The team first tested each AI-suggested change one at a time, confirming individual edits could meet the 90 percent fitness goal. Combined, the changes killed the cells. So the researchers debugged the genome by hand. Starting fresh from the natural E. coli sequence, they added the AI-designed pieces in small batches until the cells stopped growing, narrowing down the lethal interaction to a single region so they could fix it.
The final strain, Ec19, carries 21 isoleucine-free ribosomal proteins out of 52, alongside AI-redesigned versions of the others that the team validated individually but could not yet combine. The strain is robust: fitness stays above 90 percent of wild-type E. coli, and natural selection did not revert the changes over 450 generations.

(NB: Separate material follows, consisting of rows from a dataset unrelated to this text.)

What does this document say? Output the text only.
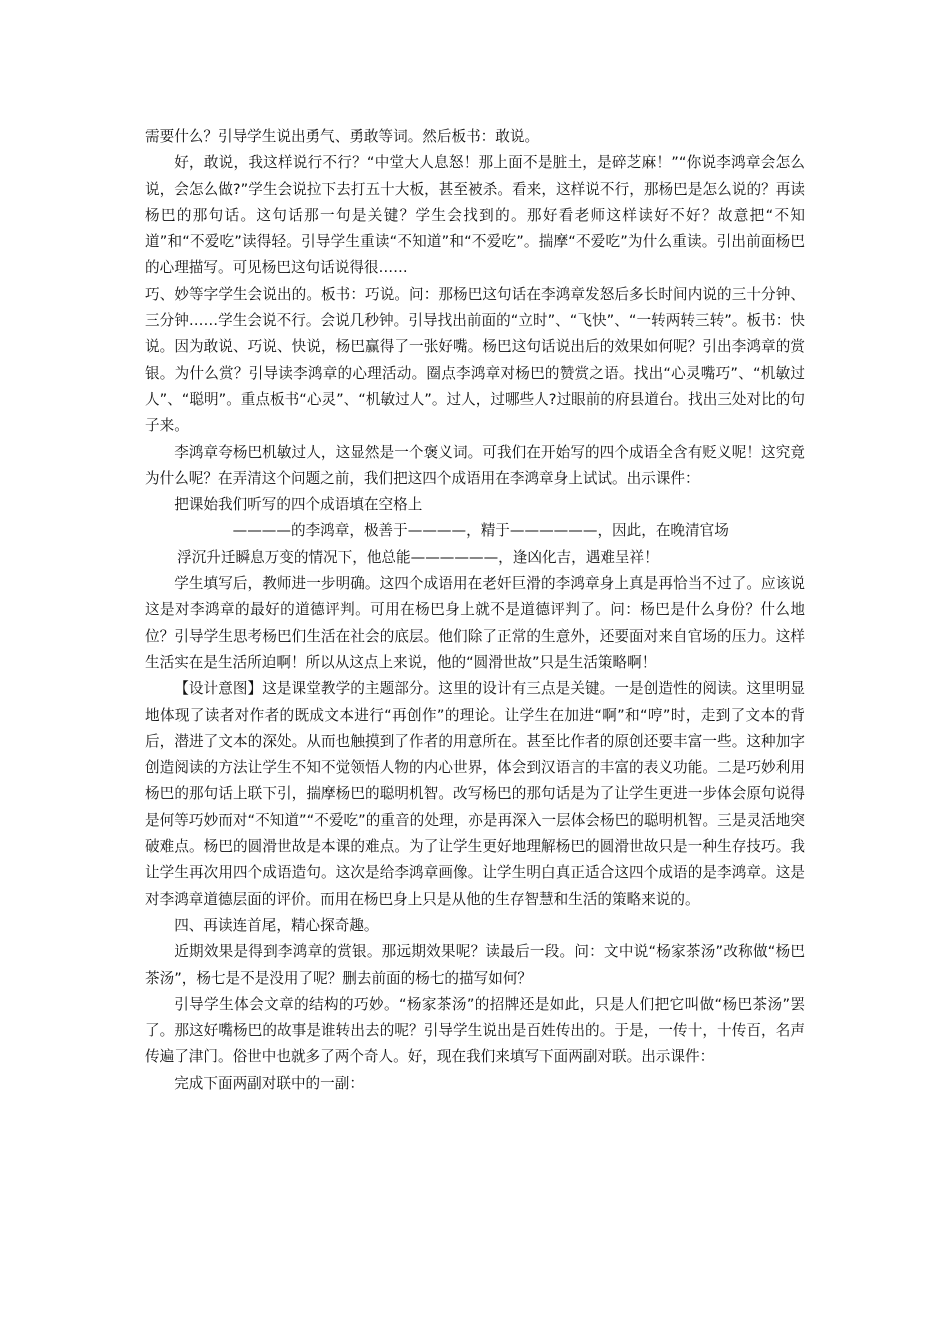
需要什么？引导学生说出勇气、勇敢等词。然后板书：敢说。

好，敢说，我这样说行不行？“中堂大人息怒！那上面不是脏土，是碎芝麻！”“你说李鸿章会怎么说，会怎么做?”学生会说拉下去打五十大板，甚至被杀。看来，这样说不行，那杨巴是怎么说的？再读杨巴的那句话。这句话那一句是关键？学生会找到的。那好看老师这样读好不好？故意把“不知道”和“不爱吃”读得轻。引导学生重读“不知道”和“不爱吃”。揣摩“不爱吃”为什么重读。引出前面杨巴的心理描写。可见杨巴这句话说得很……

巧、妙等字学生会说出的。板书：巧说。问：那杨巴这句话在李鸿章发怒后多长时间内说的三十分钟、三分钟……学生会说不行。会说几秒钟。引导找出前面的“立时”、“飞快”、“一转两转三转”。板书：快说。因为敢说、巧说、快说，杨巴赢得了一张好嘴。杨巴这句话说出后的效果如何呢？引出李鸿章的赏银。为什么赏？引导读李鸿章的心理活动。圈点李鸿章对杨巴的赞赏之语。找出“心灵嘴巧”、“机敏过人”、“聪明”。重点板书“心灵”、“机敏过人”。过人，过哪些人?过眼前的府县道台。找出三处对比的句子来。

李鸿章夸杨巴机敏过人，这显然是一个褒义词。可我们在开始写的四个成语全含有贬义呢！这究竟为什么呢？在弄清这个问题之前，我们把这四个成语用在李鸿章身上试试。出示课件：

把课始我们听写的四个成语填在空格上

————的李鸿章，极善于————，精于——————，因此，在晚清官场

浮沉升迁瞬息万变的情况下，他总能——————，逢凶化吉，遇难呈祥！

学生填写后，教师进一步明确。这四个成语用在老奸巨滑的李鸿章身上真是再恰当不过了。应该说这是对李鸿章的最好的道德评判。可用在杨巴身上就不是道德评判了。问：杨巴是什么身份？什么地位？引导学生思考杨巴们生活在社会的底层。他们除了正常的生意外，还要面对来自官场的压力。这样生活实在是生活所迫啊！所以从这点上来说，他的“圆滑世故”只是生活策略啊！

【设计意图】这是课堂教学的主题部分。这里的设计有三点是关键。一是创造性的阅读。这里明显地体现了读者对作者的既成文本进行“再创作”的理论。让学生在加进“啊”和“哼”时，走到了文本的背后，潜进了文本的深处。从而也触摸到了作者的用意所在。甚至比作者的原创还要丰富一些。这种加字创造阅读的方法让学生不知不觉领悟人物的内心世界，体会到汉语言的丰富的表义功能。二是巧妙利用杨巴的那句话上联下引，揣摩杨巴的聪明机智。改写杨巴的那句话是为了让学生更进一步体会原句说得是何等巧妙而对“不知道”“不爱吃”的重音的处理，亦是再深入一层体会杨巴的聪明机智。三是灵活地突破难点。杨巴的圆滑世故是本课的难点。为了让学生更好地理解杨巴的圆滑世故只是一种生存技巧。我让学生再次用四个成语造句。这次是给李鸿章画像。让学生明白真正适合这四个成语的是李鸿章。这是对李鸿章道德层面的评价。而用在杨巴身上只是从他的生存智慧和生活的策略来说的。

四、再读连首尾，精心探奇趣。

近期效果是得到李鸿章的赏银。那远期效果呢？读最后一段。问：文中说“杨家茶汤”改称做“杨巴茶汤”，杨七是不是没用了呢？删去前面的杨七的描写如何？

引导学生体会文章的结构的巧妙。“杨家茶汤”的招牌还是如此，只是人们把它叫做“杨巴茶汤”罢了。那这好嘴杨巴的故事是谁转出去的呢？引导学生说出是百姓传出的。于是，一传十，十传百，名声传遍了津门。俗世中也就多了两个奇人。好，现在我们来填写下面两副对联。出示课件：

完成下面两副对联中的一副：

“The paper is a tour de force of synthetic biology to address a really interesting question that’s fundamental to the origin of life on Earth,” Ellis says. He adds that this work could eventually inform biotechnology beyond Earth, in environments where not every amino acid is available.
For now, Ec19 remains a 20-amino-acid organism. Wang and his colleagues purged 382 isoleucine residues from ribosomal proteins, but the rest of its genome still contains more than 81,000 isoleucine residues across thousands of other proteins. A truly 19-amino-acid organism will require cheaper, faster DNA synthesis and more capable AI models, including genomic language models trained on whole genomes rather than just proteins.
Still, showing that ribosomal proteins can survive even partial simplification gives researchers a template for the rest of E. coli. “Considering the ribosome is probably the oldest remnant of the original common ancestor organism that first evolved protein synthesis, it’s also a poetic thing to demonstrate this ambitious work on,” Ellis says.